Het nieuwe eigenaarschap, dat we ook in deze twee cases zien, brengt veel onzekerheden met zich mee. De vraag ‘Wie is hier de opdrachtgever?’ dringt zich op, vindt coreferent Willemijn Lofvers van Bureau Lofvers en onderzoeker aan de Hogeschool Rotterdam. Ontwikkelaars en gemeenten zijn niet langer de enige makers van de stad. Er mengen zich steeds meer partijen in dat proces, waaronder burgers.  Zij  kunnen en doen ook steeds meer zelf en worden daarin gedreven door andere (eigen) belangen, zoals zelf energie opwekken. Dat vraagt om een nieuwe manier van werken waarbij de rol van de stedenbouwer en architect verandert.

 

 

Hoe verder

Uit het debat met Paul Rutten en Eric Frijters van Fabric en lector Future Urban Regions aan de Rotterdamse Academie van Bouwkunst blijkt dat er nog meer behoefte is aan aandacht voor de rol van het maken in het ontwerpend onderzoek. Hoe gaat de rol van de ontwerper er straks uitzien?
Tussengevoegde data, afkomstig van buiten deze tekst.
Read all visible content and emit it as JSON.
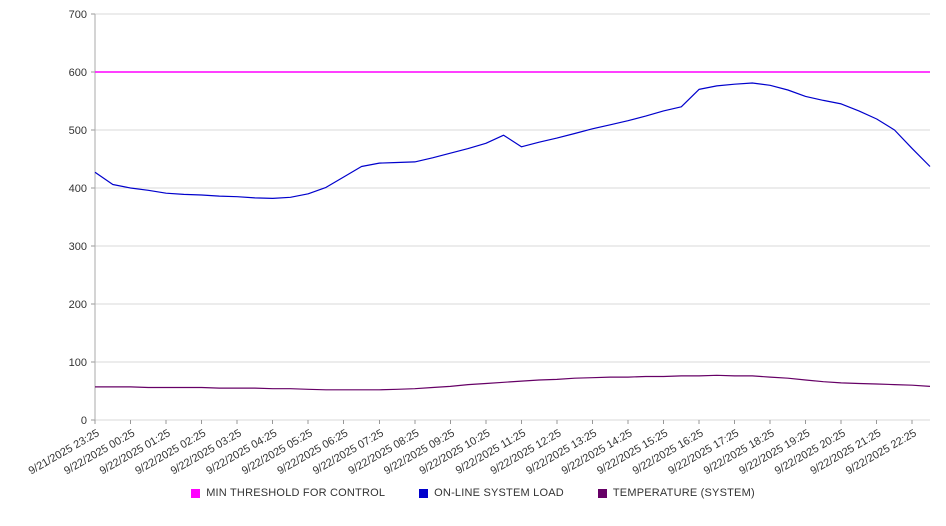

De architect kan niet overal verantwoordelijk voor zijn vindt Lofvers: voor het proces, voor de opgaveontwikkeling én voor het ontwerp. Kiest de ontwerper aan welke missie hij zich wil verbinden, vraagt Van der Klooster. De ontwerper medieert tussen verschillende partijen, constateert Frijters. ‘De complexheid aan actoren zie je terug in alle cases,’ stelt Rutten. Hoe maken we de ervaringen in ontwerpend onderzoek deelbaar is vandaag de vraag. Of dat met een toolkit, met bijeenkomsten of via websites het beste kan, daarover verschillen de meningen.

 

‘Wat weten we veel meer dan tien jaar geleden,’ zegt Janny Rodemond, directeur Stimuleringsfonds, ter afsluiting. ‘Er zijn steeds meer maatschappelijke vraagstukken waar ontwerpers het initiatief nemen, hebben we vandaag gezien.’ Soms op een bijna activistische manier, vindt Rodemond. Vaak ook direct op de realiteit en heel specifiek. En er zijn meer spelers in het veld. Ze benadrukt nog eens het belang van het generiek maken van ervaringen om zo te blijven leren van elkaar.